We all have a responsibility to make explicit provision for archiving our field notes. Field notes always contain information which for various reasons never gets included in researchers' publications but might be useful to other scholars, or might indicate new or additional interpretation than the published form in light of new data unavailable to the researcher. Notes placed in an appropriate depository either during one's lifetime or as a bequest can include restrictions. Since the _______ people are becoming rapidly "westernized," it should be easier than in some cases to arrive at appropriate safeguards of confidentiality with them which would preserve information for their descendents, if they find this desirable on careful thought about the matter.
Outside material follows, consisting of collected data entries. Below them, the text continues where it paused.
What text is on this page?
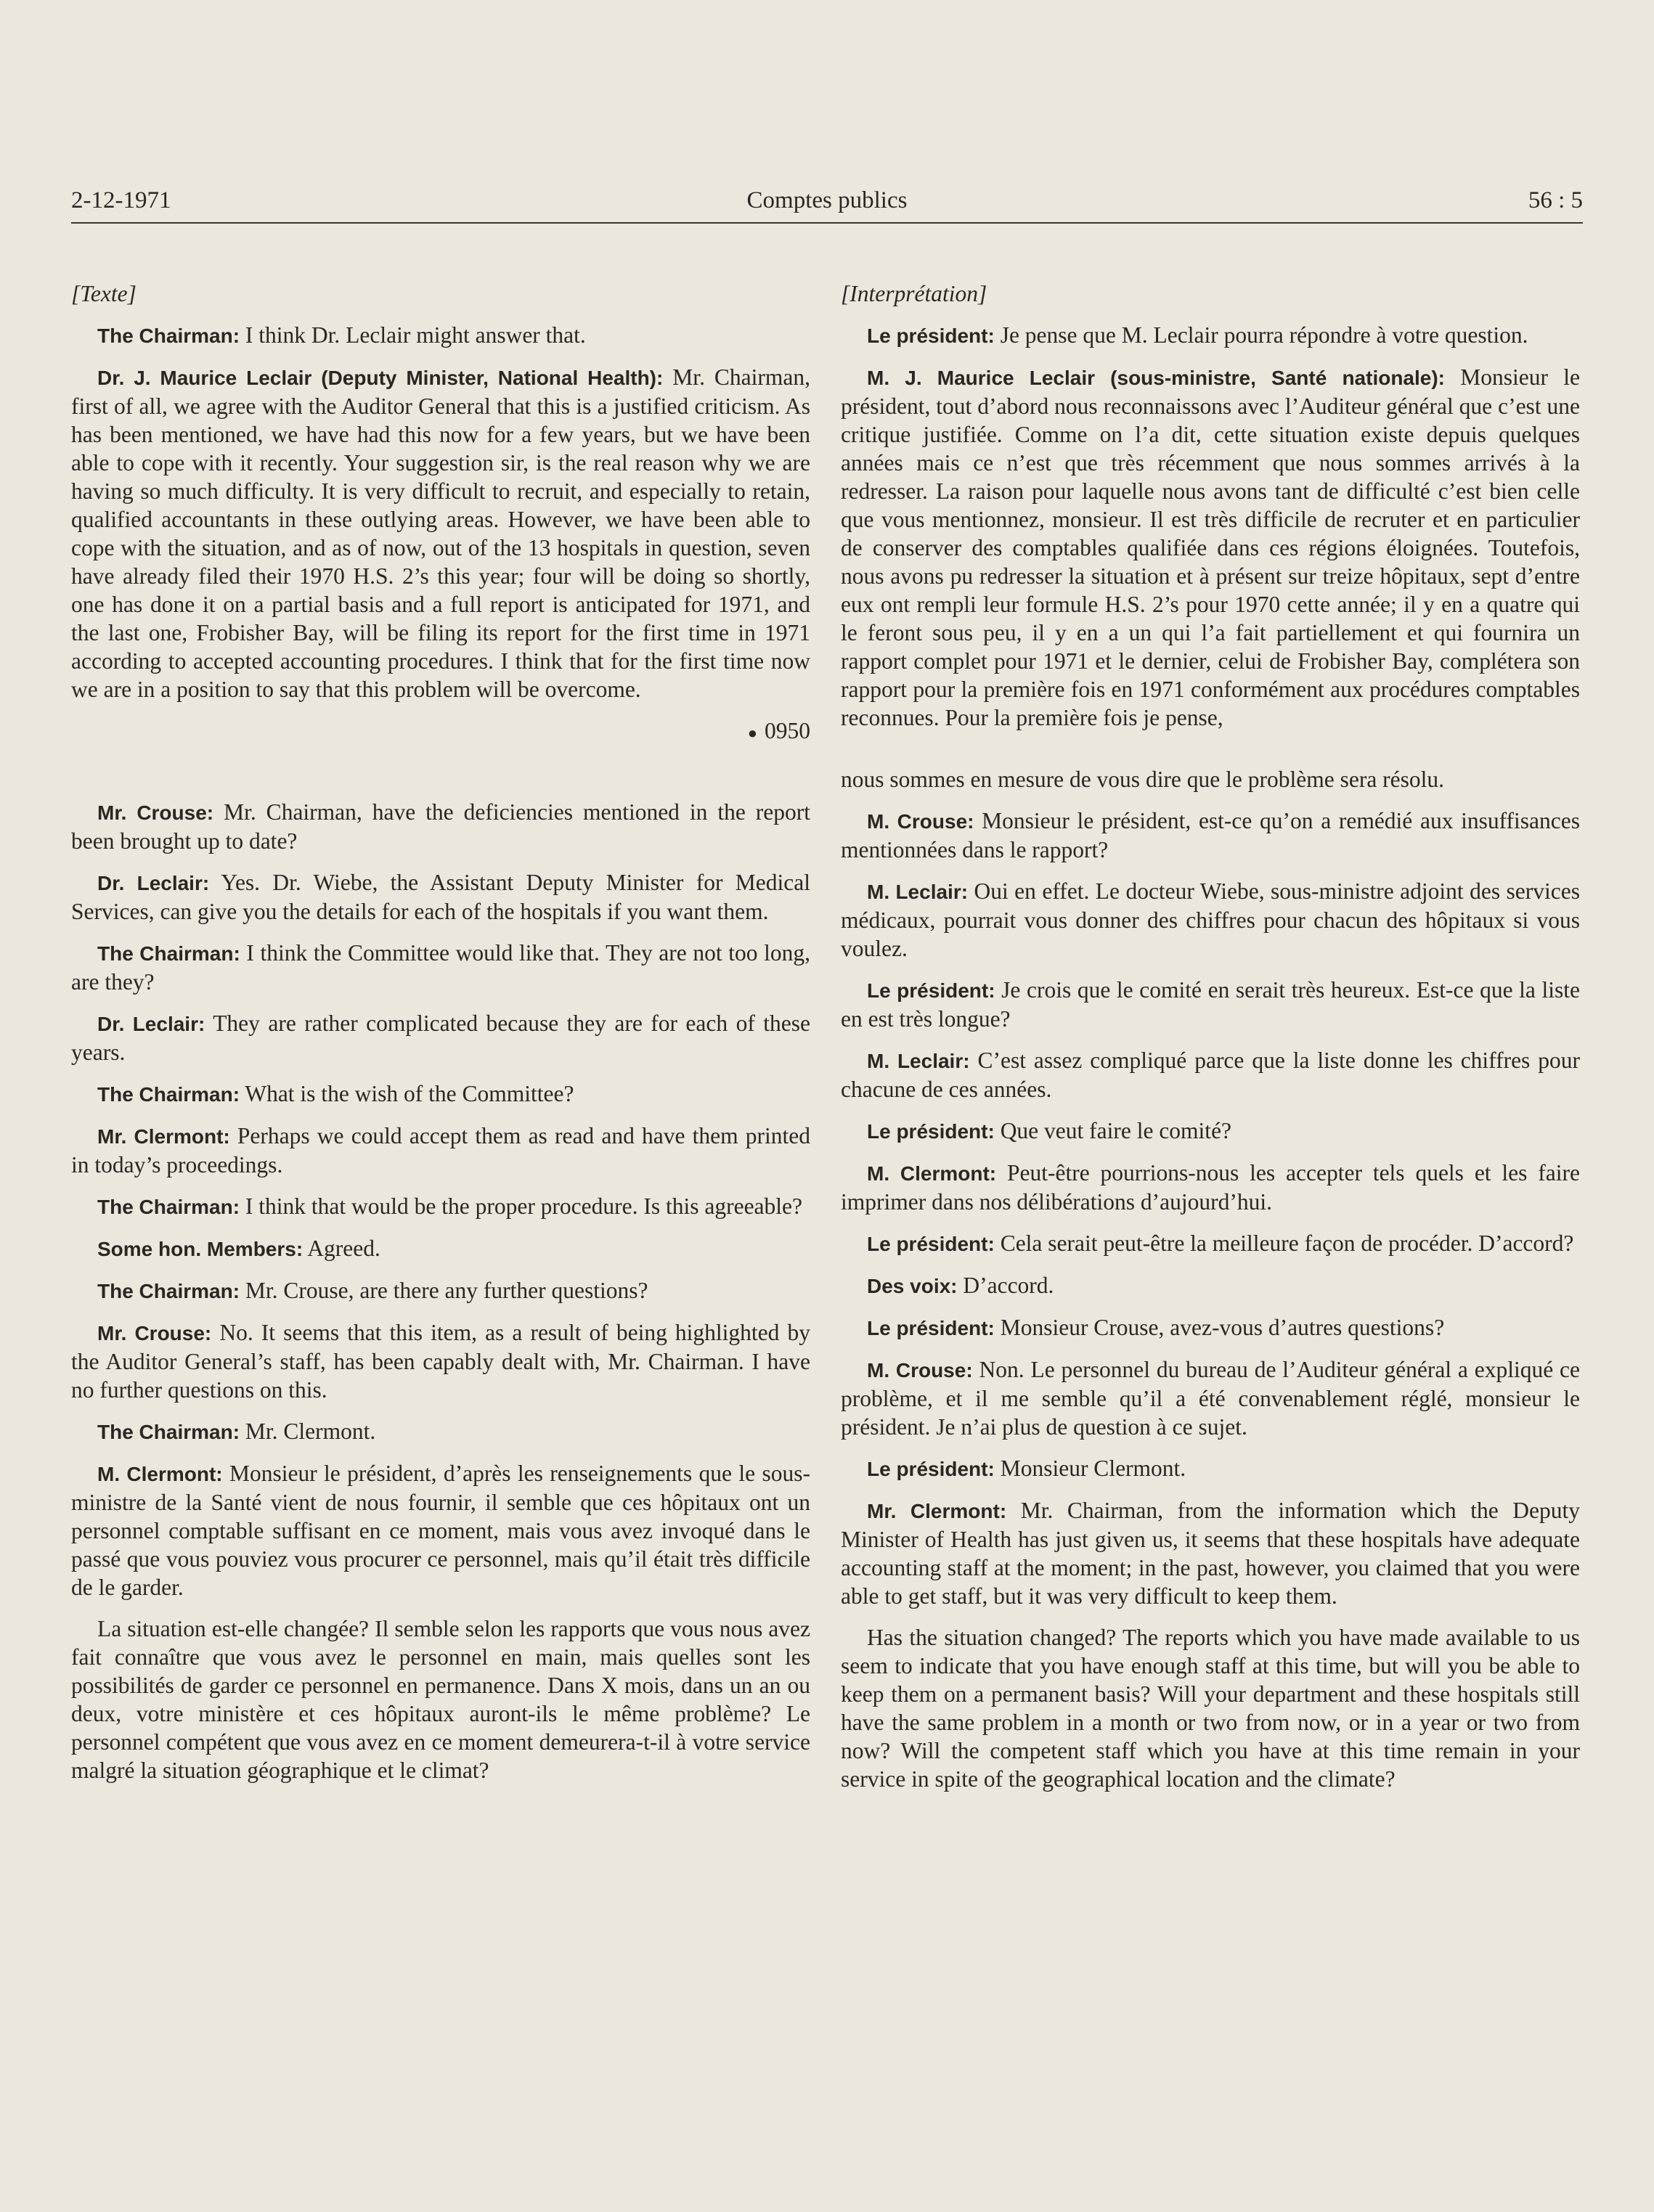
2-12-1971	Comptes publics	56 : 5

[Texte]

The Chairman: I think Dr. Leclair might answer that.

Dr. J. Maurice Leclair (Deputy Minister, National Health): Mr. Chairman, first of all, we agree with the Auditor General that this is a justified criticism. As has been mentioned, we have had this now for a few years, but we have been able to cope with it recently. Your suggestion sir, is the real reason why we are having so much difficulty. It is very difficult to recruit, and especially to retain, qualified accountants in these outlying areas. However, we have been able to cope with the situation, and as of now, out of the 13 hospitals in question, seven have already filed their 1970 H.S. 2’s this year; four will be doing so shortly, one has done it on a partial basis and a full report is anticipated for 1971, and the last one, Frobisher Bay, will be filing its report for the first time in 1971 according to accepted accounting procedures. I think that for the first time now we are in a position to say that this problem will be overcome.

● 0950

Mr. Crouse: Mr. Chairman, have the deficiencies mentioned in the report been brought up to date?

Dr. Leclair: Yes. Dr. Wiebe, the Assistant Deputy Minister for Medical Services, can give you the details for each of the hospitals if you want them.

The Chairman: I think the Committee would like that. They are not too long, are they?

Dr. Leclair: They are rather complicated because they are for each of these years.

The Chairman: What is the wish of the Committee?

Mr. Clermont: Perhaps we could accept them as read and have them printed in today’s proceedings.

The Chairman: I think that would be the proper procedure. Is this agreeable?

Some hon. Members: Agreed.

The Chairman: Mr. Crouse, are there any further questions?

Mr. Crouse: No. It seems that this item, as a result of being highlighted by the Auditor General’s staff, has been capably dealt with, Mr. Chairman. I have no further questions on this.

The Chairman: Mr. Clermont.

M. Clermont: Monsieur le président, d’après les renseignements que le sous-ministre de la Santé vient de nous fournir, il semble que ces hôpitaux ont un personnel comptable suffisant en ce moment, mais vous avez invoqué dans le passé que vous pouviez vous procurer ce personnel, mais qu’il était très difficile de le garder.

La situation est-elle changée? Il semble selon les rapports que vous nous avez fait connaître que vous avez le personnel en main, mais quelles sont les possibilités de garder ce personnel en permanence. Dans X mois, dans un an ou deux, votre ministère et ces hôpitaux auront-ils le même problème? Le personnel compétent que vous avez en ce moment demeurera-t-il à votre service malgré la situation géographique et le climat?

[Interprétation]

Le président: Je pense que M. Leclair pourra répondre à votre question.

M. J. Maurice Leclair (sous-ministre, Santé nationale): Monsieur le président, tout d’abord nous reconnaissons avec l’Auditeur général que c’est une critique justifiée. Comme on l’a dit, cette situation existe depuis quelques années mais ce n’est que très récemment que nous sommes arrivés à la redresser. La raison pour laquelle nous avons tant de difficulté c’est bien celle que vous mentionnez, monsieur. Il est très difficile de recruter et en particulier de conserver des comptables qualifiée dans ces régions éloignées. Toutefois, nous avons pu redresser la situation et à présent sur treize hôpitaux, sept d’entre eux ont rempli leur formule H.S. 2’s pour 1970 cette année; il y en a quatre qui le feront sous peu, il y en a un qui l’a fait partiellement et qui fournira un rapport complet pour 1971 et le dernier, celui de Frobisher Bay, complétera son rapport pour la première fois en 1971 conformément aux procédures comptables reconnues. Pour la première fois je pense,

nous sommes en mesure de vous dire que le problème sera résolu.

M. Crouse: Monsieur le président, est-ce qu’on a remédié aux insuffisances mentionnées dans le rapport?

M. Leclair: Oui en effet. Le docteur Wiebe, sous-ministre adjoint des services médicaux, pourrait vous donner des chiffres pour chacun des hôpitaux si vous voulez.

Le président: Je crois que le comité en serait très heureux. Est-ce que la liste en est très longue?

M. Leclair: C’est assez compliqué parce que la liste donne les chiffres pour chacune de ces années.

Le président: Que veut faire le comité?

M. Clermont: Peut-être pourrions-nous les accepter tels quels et les faire imprimer dans nos délibérations d’aujourd’hui.

Le président: Cela serait peut-être la meilleure façon de procéder. D’accord?

Des voix: D’accord.

Le président: Monsieur Crouse, avez-vous d’autres questions?

M. Crouse: Non. Le personnel du bureau de l’Auditeur général a expliqué ce problème, et il me semble qu’il a été convenablement réglé, monsieur le président. Je n’ai plus de question à ce sujet.

Le président: Monsieur Clermont.

Mr. Clermont: Mr. Chairman, from the information which the Deputy Minister of Health has just given us, it seems that these hospitals have adequate accounting staff at the moment; in the past, however, you claimed that you were able to get staff, but it was very difficult to keep them.

Has the situation changed? The reports which you have made available to us seem to indicate that you have enough staff at this time, but will you be able to keep them on a permanent basis? Will your department and these hospitals still have the same problem in a month or two from now, or in a year or two from now? Will the competent staff which you have at this time remain in your service in spite of the geographical location and the climate?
Given the necessarily brief background information, the only possible recommendation is an ethical course of action: striving to discern the overall interests of the people one works with, leveling with them, and involving them as much as possible in presenting their own story. We must be prepared to accept that sometimes their interests will not mesh with ours and their interests must be respected, but probably more often than not a researcher's sincerity and candidness works to the benefit of all concerned.

Comment

Keith Basso, Yale University:

The wishes of the people with whom this ethnographer has worked must be honored at all costs. Native Americans are already wary of the motives of anthropologists (as well they have reason to be), and failure to abide by this simple request not to publish religious materials would only make the situation worse. But that is probably a selfish concern. Ethnographers are guests among the people whose cultures they study, and grateful guests (as this ethnographer gives every indication of being) should be certain to behave accordingly. Grateful guests should display sensitivity and respect--and sensitivity and respect are the fundamental issues here. Science must take a back seat. The controversial materials should not be published.

Despite their strong feelings against publication, the people involved in this case would appear to have accorded the ethnographer a measure of confidence and trust. In doing so, they may also have accorded the ethnographer a handsome opportunity to participate more actively in their affairs and to work with them on projects aimed at improving the immediate conditions of native life. I refer, of course, to projects in areas such as nutrition and health care, education and legal assistance, economic development and the management of human and natural resources, and others.

The extent to which anthropologists can be of service in areas such as these cannot be determined a priori. Every situation will in some ways be different from every other. But whatever the nature of the specific situation may be, confidence and trust are essential if true cooperation is to flourish and develop. And whenever it does--whenever the anthropologist can work with local people to bring about desired forms of change--the personal rewards are apt to be substantial. In the long run, I expect, these rewards are more deeply satisfying and permanently enriching than any which may result from professional publication. But that, of course, is a matter of opinion.

And who knows? Much later on, after the people have come to know the ethnographer well, after their confidence in him (or her) has been increased, a responsible member of the local community may step forth with an unanticipated proposal. "You remember those things we didn't want you to put in a book? Remember them? Well, we've been talking about it, and maybe, if you still want to . . . "

This sort of thing has happened before. People change their minds. But until they do--and until the ethnographer can be reasonably certain that they will not change them back again--publication must be postponed. Science must wait. God knows--and so do Native Americans--that there are dozens of other worthwhile things to do.